Film | Ginga (2005)

On the surface, Ginga is a documentary about the most popular game in the world – football. At heart, it is about the passion and love that exists in people for the game, a game that sees no cast, creed, or boundaries, and has the power to bring together a nation – even the world – as one.

Pele, Zico, Ronaldo, Ronaldinho; There is no denying the fact that some of the world’s greatest and most popular players have come from Brazil. Brazil gave the world a spectacle that had never been seen before when it hosted the World Cup in 2014. It is a country that sleeps, eats, breathes, and lives football and has football-fever running through every vein of its body. 

With so much enthusiasm and excitement, Ginga gives us a glimpse into what football really means to the people in Brazil. The documentary, directed by Marcelo Machado, Hank Levine, and Tocha Alves is a short but artistic look into the lives of seven young individuals from different strata of the Brazilian socio-economic scene, looking to find their rightful place in the game. It is their determination, the every day challenges they face in their lives and the impact it has on their game and their triumphs and failures that are truly inspirational, and also an inclination about how the game of football is just not a game, but a way of life.

Ginga: The Soul of Brazilian Football is as inspirational a documentary as it is artistic. On the one hand it taps into the idea that is Ginga – “a mysterious, indefinable magical quality of rhythm and movement which sets the Brazilian game apart from the others” – but simultaneously it also uses the artwork by Os Gêmeos, Otavio and Gustavo Pandolfo, to interconnect these stories adding a bit of local culture that too is inherent in the people of Brazil.

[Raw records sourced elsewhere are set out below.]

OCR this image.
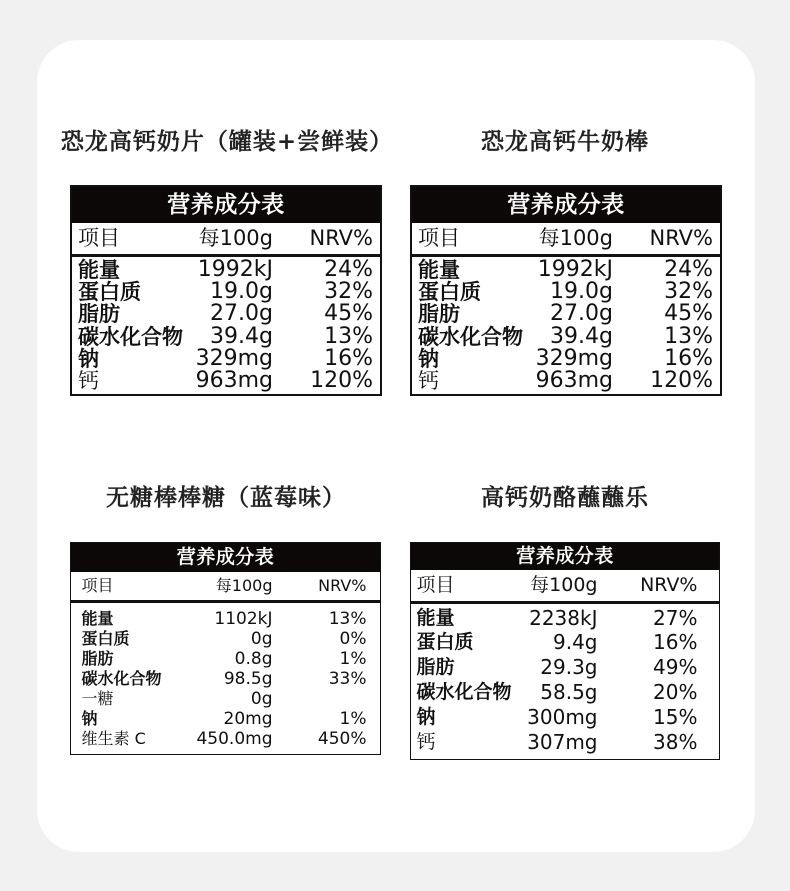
恐龙高钙奶片（罐装+尝鲜装）
营养成分表
项目	每100g	NRV%
能量	1992kJ	24%
蛋白质	19.0g	32%
脂肪	27.0g	45%
碳水化合物	39.4g	13%
钠	329mg	16%
钙	963mg	120%
恐龙高钙牛奶棒
营养成分表
项目	每100g	NRV%
能量	1992kJ	24%
蛋白质	19.0g	32%
脂肪	27.0g	45%
碳水化合物	39.4g	13%
钠	329mg	16%
钙	963mg	120%
无糖棒棒糖（蓝莓味）
营养成分表
项目	每100g	NRV%
能量	1102kJ	13%
蛋白质	0g	0%
脂肪	0.8g	1%
碳水化合物	98.5g	33%
一糖	0g
钠	20mg	1%
维生素 C	450.0mg	450%
高钙奶酪蘸蘸乐
营养成分表
项目	每100g	NRV%
能量	2238kJ	27%
蛋白质	9.4g	16%
脂肪	29.3g	49%
碳水化合物	58.5g	20%
钠	300mg	15%
钙	307mg	38%
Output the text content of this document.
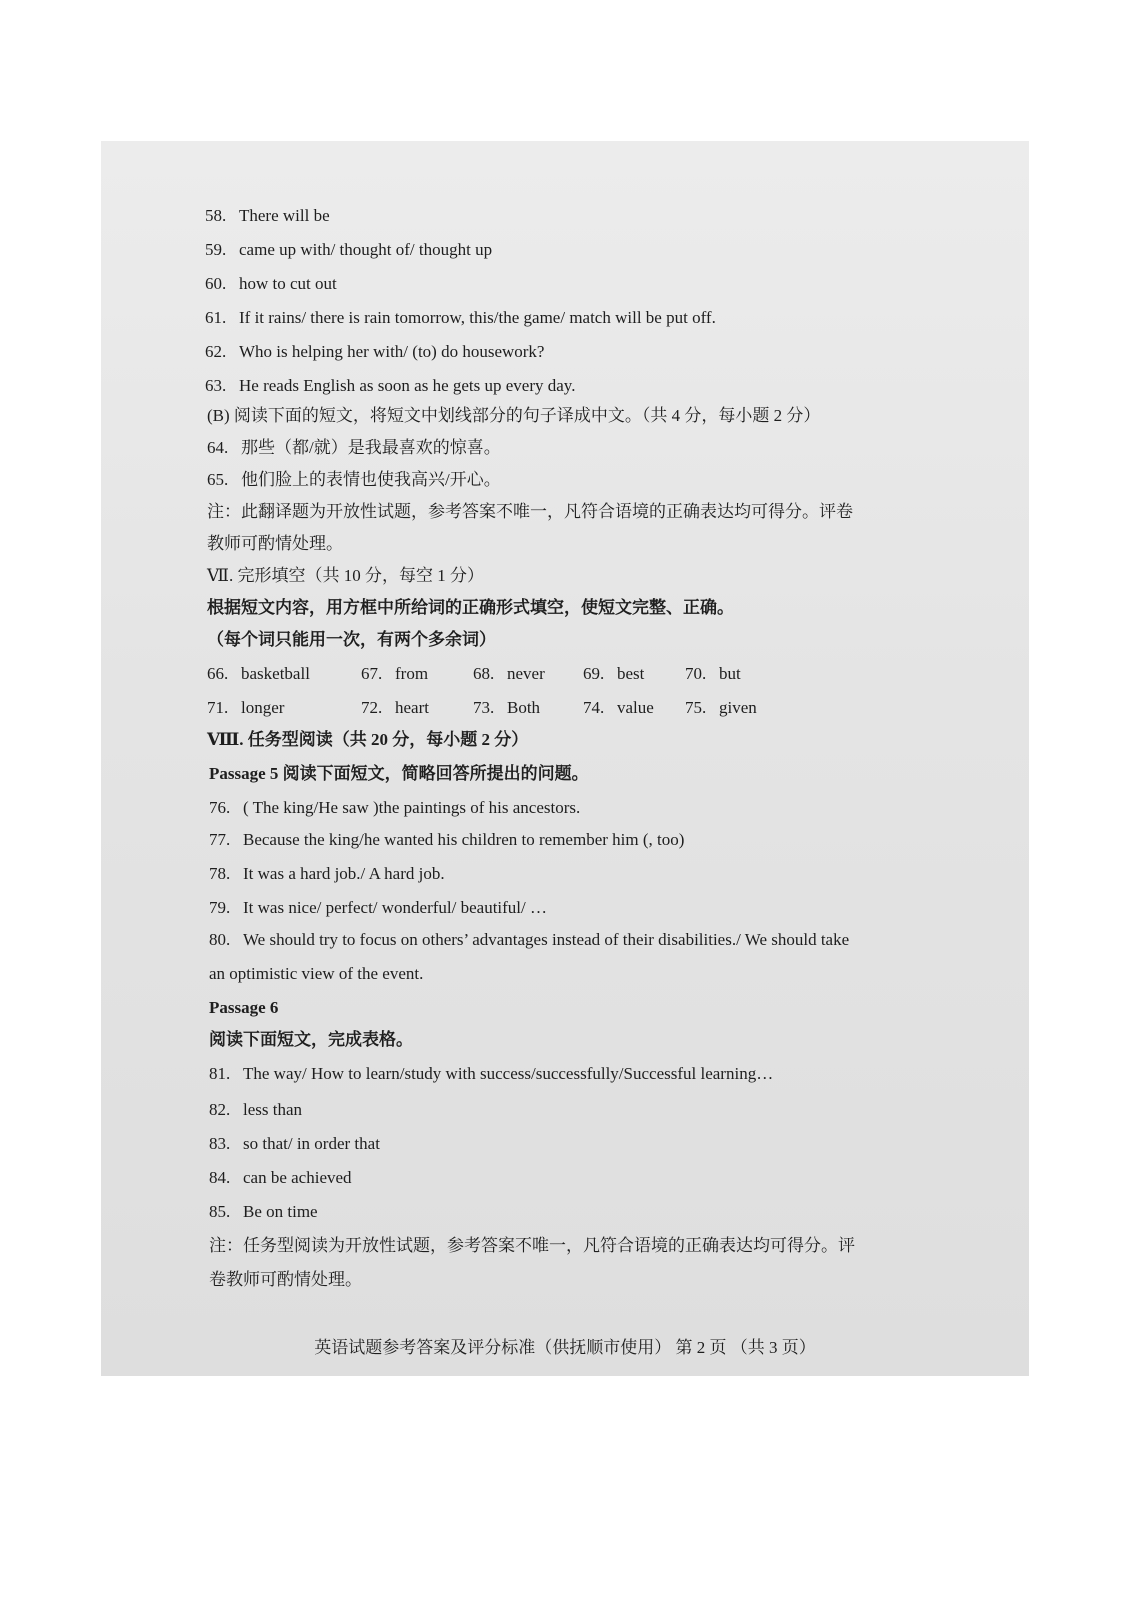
58. There will be
59. came up with/ thought of/ thought up
60. how to cut out
61. If it rains/ there is rain tomorrow, this/the game/ match will be put off.
62. Who is helping her with/ (to) do housework?
63. He reads English as soon as he gets up every day.
(B) 阅读下面的短文，将短文中划线部分的句子译成中文。（共 4 分，每小题 2 分）
64. 那些（都/就）是我最喜欢的惊喜。
65. 他们脸上的表情也使我高兴/开心。
注：此翻译题为开放性试题，参考答案不唯一，凡符合语境的正确表达均可得分。评卷
教师可酌情处理。
Ⅶ. 完形填空（共 10 分，每空 1 分）
根据短文内容，用方框中所给词的正确形式填空，使短文完整、正确。
（每个词只能用一次，有两个多余词）
66. basketball	67. from	68. never 69. best 70. but
71. longer	72. heart	73. Both	74. value 75. given
Ⅷ. 任务型阅读（共 20 分，每小题 2 分）
Passage 5 阅读下面短文，简略回答所提出的问题。
76. ( The king/He saw )the paintings of his ancestors.
77. Because the king/he wanted his children to remember him (, too)
78. It was a hard job./ A hard job.
79. It was nice/ perfect/ wonderful/ beautiful/ …
80. We should try to focus on others’ advantages instead of their disabilities./ We should take
an optimistic view of the event.
Passage 6
阅读下面短文，完成表格。
81. The way/ How to learn/study with success/successfully/Successful learning…
82. less than
83. so that/ in order that
84. can be achieved
85. Be on time
注：任务型阅读为开放性试题，参考答案不唯一，凡符合语境的正确表达均可得分。评
卷教师可酌情处理。
英语试题参考答案及评分标准（供抚顺市使用） 第 2 页 （共 3 页）
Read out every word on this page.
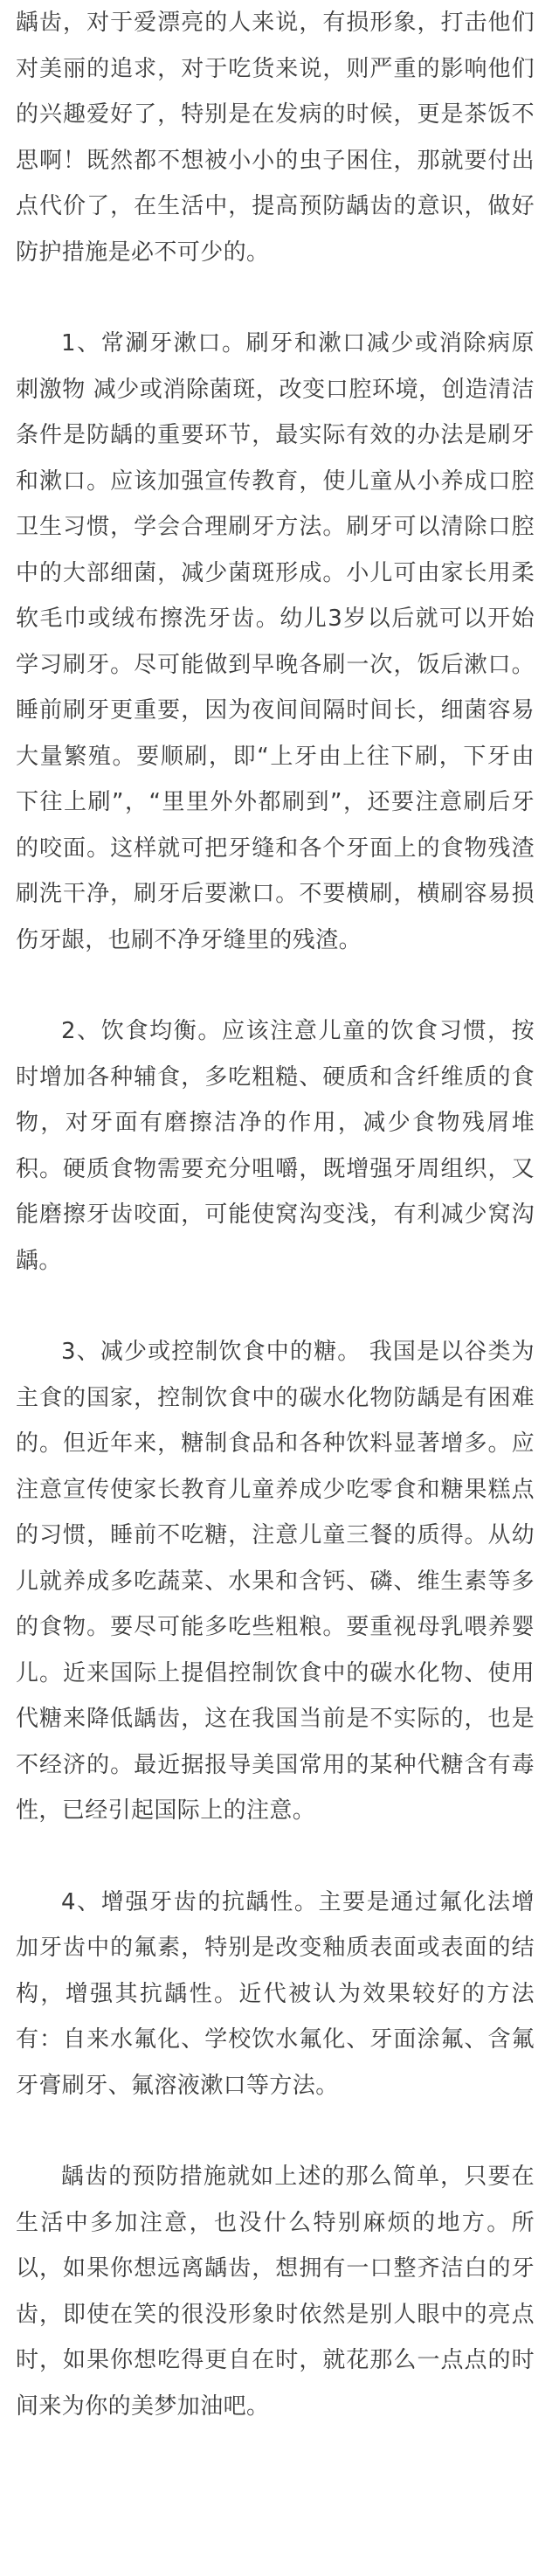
龋齿，对于爱漂亮的人来说，有损形象，打击他们对美丽的追求，对于吃货来说，则严重的影响他们的兴趣爱好了，特别是在发病的时候，更是茶饭不思啊！既然都不想被小小的虫子困住，那就要付出点代价了，在生活中，提高预防龋齿的意识，做好防护措施是必不可少的。

1、常涮牙漱口。刷牙和漱口减少或消除病原刺激物 减少或消除菌斑，改变口腔环境，创造清洁条件是防龋的重要环节，最实际有效的办法是刷牙和漱口。应该加强宣传教育，使儿童从小养成口腔卫生习惯，学会合理刷牙方法。刷牙可以清除口腔中的大部细菌，减少菌斑形成。小儿可由家长用柔软毛巾或绒布擦洗牙齿。幼儿3岁以后就可以开始学习刷牙。尽可能做到早晚各刷一次，饭后漱口。睡前刷牙更重要，因为夜间间隔时间长，细菌容易大量繁殖。要顺刷，即“上牙由上往下刷，下牙由下往上刷”，“里里外外都刷到”，还要注意刷后牙的咬面。这样就可把牙缝和各个牙面上的食物残渣刷洗干净，刷牙后要漱口。不要横刷，横刷容易损伤牙龈，也刷不净牙缝里的残渣。

2、饮食均衡。应该注意儿童的饮食习惯，按时增加各种辅食，多吃粗糙、硬质和含纤维质的食物，对牙面有磨擦洁净的作用，减少食物残屑堆积。硬质食物需要充分咀嚼，既增强牙周组织，又能磨擦牙齿咬面，可能使窝沟变浅，有利减少窝沟龋。

3、减少或控制饮食中的糖。 我国是以谷类为主食的国家，控制饮食中的碳水化物防龋是有困难的。但近年来，糖制食品和各种饮料显著增多。应注意宣传使家长教育儿童养成少吃零食和糖果糕点的习惯，睡前不吃糖，注意儿童三餐的质得。从幼儿就养成多吃蔬菜、水果和含钙、磷、维生素等多的食物。要尽可能多吃些粗粮。要重视母乳喂养婴儿。近来国际上提倡控制饮食中的碳水化物、使用代糖来降低龋齿，这在我国当前是不实际的，也是不经济的。最近据报导美国常用的某种代糖含有毒性，已经引起国际上的注意。

4、增强牙齿的抗龋性。主要是通过氟化法增加牙齿中的氟素，特别是改变釉质表面或表面的结构，增强其抗龋性。近代被认为效果较好的方法有：自来水氟化、学校饮水氟化、牙面涂氟、含氟牙膏刷牙、氟溶液漱口等方法。

龋齿的预防措施就如上述的那么简单，只要在生活中多加注意，也没什么特别麻烦的地方。所以，如果你想远离龋齿，想拥有一口整齐洁白的牙齿，即使在笑的很没形象时依然是别人眼中的亮点时，如果你想吃得更自在时，就花那么一点点的时间来为你的美梦加油吧。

“Ginga, it’s on our blood, it’s a gift given by God especially to Brazilians who play football and learn to dance from an early age. I think Brazilians are given Ginga when they’re born and continue to improve it throughout childhood.”


Ginga is a documentary that is more than just about football. It takes the passion that a country has for the game and follows it through to how this so called “magical quality” of Ginga is such an essential aspect of a Brazilian childhood.

The one disheartening fact about the documentary is that it merely touches upon the lives of these seven individuals, giving us a glimpse into the devotion they have towards football, leaving us craving for some more insight into their personal and professional lives.

Ginga: The Soul of Brazilian Football is essential viewing if you are a fan of the sport, but also helps us better understand the psyche of the nation touching upon the cultural characteristics of the country which are so vibrant and unique.